Emergent Mind

Expressiveness and Closure Properties for Quantitative Languages

(0905.2195)
Published May 13, 2009 in cs.LO

Abstract

Weighted automata are nondeterministic automata with numerical weights on transitions. They can define quantitative languages $L$ that assign to each word $w$ a real number $L(w)$. In the case of infinite words, the value of a run is naturally computed as the maximum, limsup, liminf, limit average, or discounted sum of the transition weights. We study expressiveness and closure questions about these quantitative languages. We first show that the set of words with value greater than a threshold can be non-$\omega$-regular for deterministic limit-average and discounted-sum automata, while this set is always $\omega$-regular when the threshold is isolated (i.e., some neighborhood around the threshold contains no word). In the latter case, we prove that the $\omega$-regular language is robust against small perturbations of the transition weights.
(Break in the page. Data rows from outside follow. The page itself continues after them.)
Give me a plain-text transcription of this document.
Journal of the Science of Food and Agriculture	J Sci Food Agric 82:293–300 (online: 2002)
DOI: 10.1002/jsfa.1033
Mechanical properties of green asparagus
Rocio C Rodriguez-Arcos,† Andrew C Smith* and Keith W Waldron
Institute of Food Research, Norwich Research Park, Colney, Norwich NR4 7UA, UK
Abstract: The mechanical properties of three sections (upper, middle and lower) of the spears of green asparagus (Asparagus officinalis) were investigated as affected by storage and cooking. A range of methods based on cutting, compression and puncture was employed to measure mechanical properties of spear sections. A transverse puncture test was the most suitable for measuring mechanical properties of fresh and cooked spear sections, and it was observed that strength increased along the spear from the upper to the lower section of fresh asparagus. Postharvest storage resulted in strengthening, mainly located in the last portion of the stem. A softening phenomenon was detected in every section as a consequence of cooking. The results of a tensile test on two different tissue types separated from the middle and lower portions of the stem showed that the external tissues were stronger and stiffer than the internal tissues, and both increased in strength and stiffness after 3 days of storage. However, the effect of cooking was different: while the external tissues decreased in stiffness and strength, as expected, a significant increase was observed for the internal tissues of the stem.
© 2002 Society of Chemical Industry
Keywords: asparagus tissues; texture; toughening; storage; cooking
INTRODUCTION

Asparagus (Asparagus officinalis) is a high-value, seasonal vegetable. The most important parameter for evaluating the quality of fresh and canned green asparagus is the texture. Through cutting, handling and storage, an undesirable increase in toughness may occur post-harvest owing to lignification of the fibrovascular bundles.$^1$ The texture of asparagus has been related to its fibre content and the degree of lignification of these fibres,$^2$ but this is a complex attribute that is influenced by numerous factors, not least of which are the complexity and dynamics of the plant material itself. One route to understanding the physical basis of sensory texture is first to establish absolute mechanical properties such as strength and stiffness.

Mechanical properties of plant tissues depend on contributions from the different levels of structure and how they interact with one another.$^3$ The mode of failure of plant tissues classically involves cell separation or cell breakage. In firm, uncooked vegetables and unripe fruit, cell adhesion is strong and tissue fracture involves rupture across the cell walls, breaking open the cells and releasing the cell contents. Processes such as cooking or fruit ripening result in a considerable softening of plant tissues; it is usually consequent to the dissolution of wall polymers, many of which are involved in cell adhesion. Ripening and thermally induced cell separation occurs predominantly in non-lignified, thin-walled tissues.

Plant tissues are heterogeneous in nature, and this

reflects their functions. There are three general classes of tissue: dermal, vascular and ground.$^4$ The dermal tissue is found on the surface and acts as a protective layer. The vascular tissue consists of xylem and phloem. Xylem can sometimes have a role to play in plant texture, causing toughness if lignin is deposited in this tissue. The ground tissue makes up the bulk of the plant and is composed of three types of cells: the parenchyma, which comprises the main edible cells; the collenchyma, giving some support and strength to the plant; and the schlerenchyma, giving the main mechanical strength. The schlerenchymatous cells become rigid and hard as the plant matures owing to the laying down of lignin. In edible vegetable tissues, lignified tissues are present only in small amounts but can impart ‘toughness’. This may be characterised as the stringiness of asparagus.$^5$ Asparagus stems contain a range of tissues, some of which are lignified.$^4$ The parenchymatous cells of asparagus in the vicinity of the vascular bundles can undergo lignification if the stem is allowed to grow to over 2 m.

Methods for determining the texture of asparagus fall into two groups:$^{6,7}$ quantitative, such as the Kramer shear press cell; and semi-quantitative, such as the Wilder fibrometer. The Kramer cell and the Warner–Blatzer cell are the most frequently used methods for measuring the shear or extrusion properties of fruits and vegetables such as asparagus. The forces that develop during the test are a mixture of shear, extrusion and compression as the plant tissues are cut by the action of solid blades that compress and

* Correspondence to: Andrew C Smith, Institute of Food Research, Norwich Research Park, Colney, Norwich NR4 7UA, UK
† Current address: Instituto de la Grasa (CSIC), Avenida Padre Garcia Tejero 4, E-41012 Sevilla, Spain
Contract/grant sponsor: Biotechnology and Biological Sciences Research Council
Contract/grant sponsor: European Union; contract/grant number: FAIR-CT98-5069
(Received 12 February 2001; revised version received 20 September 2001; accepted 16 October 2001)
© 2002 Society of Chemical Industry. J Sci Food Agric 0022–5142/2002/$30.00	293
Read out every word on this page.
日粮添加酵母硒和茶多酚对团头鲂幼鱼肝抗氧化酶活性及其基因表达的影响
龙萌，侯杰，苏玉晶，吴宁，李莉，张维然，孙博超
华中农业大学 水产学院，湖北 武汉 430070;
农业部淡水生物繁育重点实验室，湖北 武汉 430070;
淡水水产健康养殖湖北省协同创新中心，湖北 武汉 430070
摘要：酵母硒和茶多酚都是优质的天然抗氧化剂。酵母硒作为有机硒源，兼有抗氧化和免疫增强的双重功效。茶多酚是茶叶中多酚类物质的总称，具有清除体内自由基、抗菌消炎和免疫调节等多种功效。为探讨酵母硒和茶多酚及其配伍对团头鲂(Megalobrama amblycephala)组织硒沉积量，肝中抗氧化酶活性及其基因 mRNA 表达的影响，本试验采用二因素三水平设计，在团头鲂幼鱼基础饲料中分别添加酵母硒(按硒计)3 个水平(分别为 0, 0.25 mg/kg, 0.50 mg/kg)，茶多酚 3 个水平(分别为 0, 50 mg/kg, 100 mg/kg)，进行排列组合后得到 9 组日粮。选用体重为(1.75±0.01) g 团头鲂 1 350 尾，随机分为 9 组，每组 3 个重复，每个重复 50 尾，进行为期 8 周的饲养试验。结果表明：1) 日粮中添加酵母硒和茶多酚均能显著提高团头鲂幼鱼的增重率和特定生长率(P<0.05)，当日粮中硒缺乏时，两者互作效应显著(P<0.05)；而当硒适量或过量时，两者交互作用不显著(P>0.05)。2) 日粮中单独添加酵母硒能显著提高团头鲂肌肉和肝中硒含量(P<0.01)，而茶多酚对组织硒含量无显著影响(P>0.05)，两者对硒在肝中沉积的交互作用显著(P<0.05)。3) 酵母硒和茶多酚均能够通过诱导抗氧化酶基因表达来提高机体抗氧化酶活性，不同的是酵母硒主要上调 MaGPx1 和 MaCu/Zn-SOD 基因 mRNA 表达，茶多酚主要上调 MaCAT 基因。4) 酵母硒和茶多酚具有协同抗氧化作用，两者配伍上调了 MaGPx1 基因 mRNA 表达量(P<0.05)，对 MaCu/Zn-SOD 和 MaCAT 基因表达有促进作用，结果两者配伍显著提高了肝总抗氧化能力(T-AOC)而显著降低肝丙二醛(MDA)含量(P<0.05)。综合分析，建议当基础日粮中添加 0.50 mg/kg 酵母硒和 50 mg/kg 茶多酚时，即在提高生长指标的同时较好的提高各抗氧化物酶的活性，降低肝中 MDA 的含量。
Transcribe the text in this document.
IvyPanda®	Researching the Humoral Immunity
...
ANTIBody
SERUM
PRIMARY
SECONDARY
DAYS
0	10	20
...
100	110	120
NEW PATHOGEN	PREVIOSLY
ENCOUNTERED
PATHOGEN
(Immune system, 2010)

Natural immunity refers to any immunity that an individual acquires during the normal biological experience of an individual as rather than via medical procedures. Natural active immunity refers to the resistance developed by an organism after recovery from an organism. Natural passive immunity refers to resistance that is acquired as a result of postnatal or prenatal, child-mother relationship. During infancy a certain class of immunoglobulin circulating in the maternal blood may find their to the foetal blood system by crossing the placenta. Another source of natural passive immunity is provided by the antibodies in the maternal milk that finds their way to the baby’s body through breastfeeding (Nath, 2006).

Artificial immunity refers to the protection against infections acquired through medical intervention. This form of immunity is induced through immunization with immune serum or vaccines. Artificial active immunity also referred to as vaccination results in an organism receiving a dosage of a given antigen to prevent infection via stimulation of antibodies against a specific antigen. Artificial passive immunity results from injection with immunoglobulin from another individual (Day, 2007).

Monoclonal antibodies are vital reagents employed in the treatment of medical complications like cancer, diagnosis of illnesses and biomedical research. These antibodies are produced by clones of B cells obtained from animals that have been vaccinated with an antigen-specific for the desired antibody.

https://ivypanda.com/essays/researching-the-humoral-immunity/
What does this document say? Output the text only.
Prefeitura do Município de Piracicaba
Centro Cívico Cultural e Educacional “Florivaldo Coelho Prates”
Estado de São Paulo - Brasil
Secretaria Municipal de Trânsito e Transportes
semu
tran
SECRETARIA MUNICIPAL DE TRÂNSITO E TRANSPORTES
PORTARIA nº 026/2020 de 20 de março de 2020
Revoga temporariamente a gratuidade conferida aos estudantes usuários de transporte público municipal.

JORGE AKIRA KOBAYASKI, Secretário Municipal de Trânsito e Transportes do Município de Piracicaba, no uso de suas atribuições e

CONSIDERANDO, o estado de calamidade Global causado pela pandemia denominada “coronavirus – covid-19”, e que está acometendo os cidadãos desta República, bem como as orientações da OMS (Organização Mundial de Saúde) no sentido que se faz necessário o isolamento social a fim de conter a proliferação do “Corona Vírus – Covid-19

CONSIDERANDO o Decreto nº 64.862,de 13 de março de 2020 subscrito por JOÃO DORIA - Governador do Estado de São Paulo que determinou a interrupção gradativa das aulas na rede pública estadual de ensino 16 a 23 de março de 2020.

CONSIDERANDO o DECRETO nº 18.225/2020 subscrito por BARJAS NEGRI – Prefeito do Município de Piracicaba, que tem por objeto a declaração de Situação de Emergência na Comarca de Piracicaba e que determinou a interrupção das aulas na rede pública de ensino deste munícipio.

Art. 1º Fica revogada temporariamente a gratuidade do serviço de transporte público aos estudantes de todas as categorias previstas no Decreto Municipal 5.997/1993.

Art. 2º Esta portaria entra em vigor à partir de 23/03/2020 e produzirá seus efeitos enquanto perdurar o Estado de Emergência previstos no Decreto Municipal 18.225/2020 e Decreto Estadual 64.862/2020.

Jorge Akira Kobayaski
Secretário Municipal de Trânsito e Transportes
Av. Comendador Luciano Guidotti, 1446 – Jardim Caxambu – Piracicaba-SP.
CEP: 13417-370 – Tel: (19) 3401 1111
We next consider automata with transition weights 0 or 1 and show that they are as expressive as general weighted automata in the limit-average case, but not in the discounted-sum case. Third, for quantitative languages $L1$ and $L2$, we consider the operations $\max(L1,L2)$, $\min(L1,L2)$, and $1-L1$, which generalize the boolean operations on languages, as well as the sum $L1 + L_2$. We establish the closure properties of all classes of quantitative languages with respect to these four operations.